Two men with close ties to Turkish President Recep Tayyip Erdoğan’s inner circle – Zarrab and Atilla – were charged with conspiring to violate US sanctions on Iran and other offenses.

“Erdoğan was alarmed when he learned of the investigation in the United States. And it must have been clear to him that legal proceedings against Halkbank wouldn’t just be a drag on the Turkish economy. It would also expose him to the global public,” the Der Spiegel report said.

The report also pointed out former US President Donald Trump’s efforts to intervene in the case, revealed in the memoir of former National Security Adviser John Bolton.

According to excerpts from “The Room Where It Happened,” Bolton claimed that at a meeting in 2018 in Argentina, Erdoğan gave Trump a memo from the law firm representing Halkbank, insisting that the bank was innocent of the charges against it.

“Trump then told Erdogan he would take care of things, explaining that the Southern District prosecutors were not his people but were Obama people, a problem that would be fixed when they were replaced by his people,” Bolton said in the book.

Democratic Senator Ron Wyden said at the time that Bolton’s book provided “damning evidence” corroborating the findings of his own investigation that “Donald Trump attempted to interfere in a criminal investigation into the largest sanctions violations scheme in US history as a favor” to Erdoğan.

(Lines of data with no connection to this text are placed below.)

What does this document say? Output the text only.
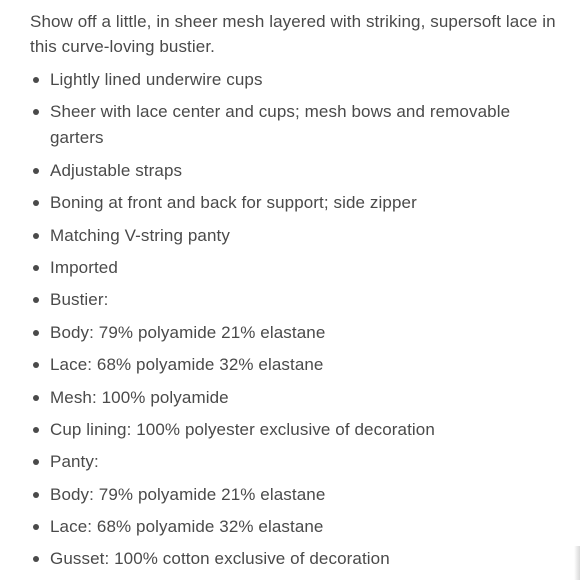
Show off a little, in sheer mesh layered with striking, supersoft lace in this curve-loving bustier.

Lightly lined underwire cups
Sheer with lace center and cups; mesh bows and removable garters
Adjustable straps
Boning at front and back for support; side zipper
Matching V-string panty
Imported
Bustier:
Body: 79% polyamide 21% elastane
Lace: 68% polyamide 32% elastane
Mesh: 100% polyamide
Cup lining: 100% polyester exclusive of decoration
Panty:
Body: 79% polyamide 21% elastane
Lace: 68% polyamide 32% elastane
Gusset: 100% cotton exclusive of decoration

Halkbank faces incriminating evidence

“The evidence incriminating Halkbank appears to be overwhelming,” Der Spiegel said. “Gold trader Zarrab has issued a sweeping confession and investigators also have access to documents that a Turkish police officer secretly turned over to the US in 2017.”

The trial had been set to begin on March 1; however, an appellate court granted a temporary stay to allow for a panel of judges to hear bank requests on an expedited basis to determine whether a court in New York has jurisdiction over a Turkish financial institution. However, experts view this determination as little more than a formality, according to Der Spiegel.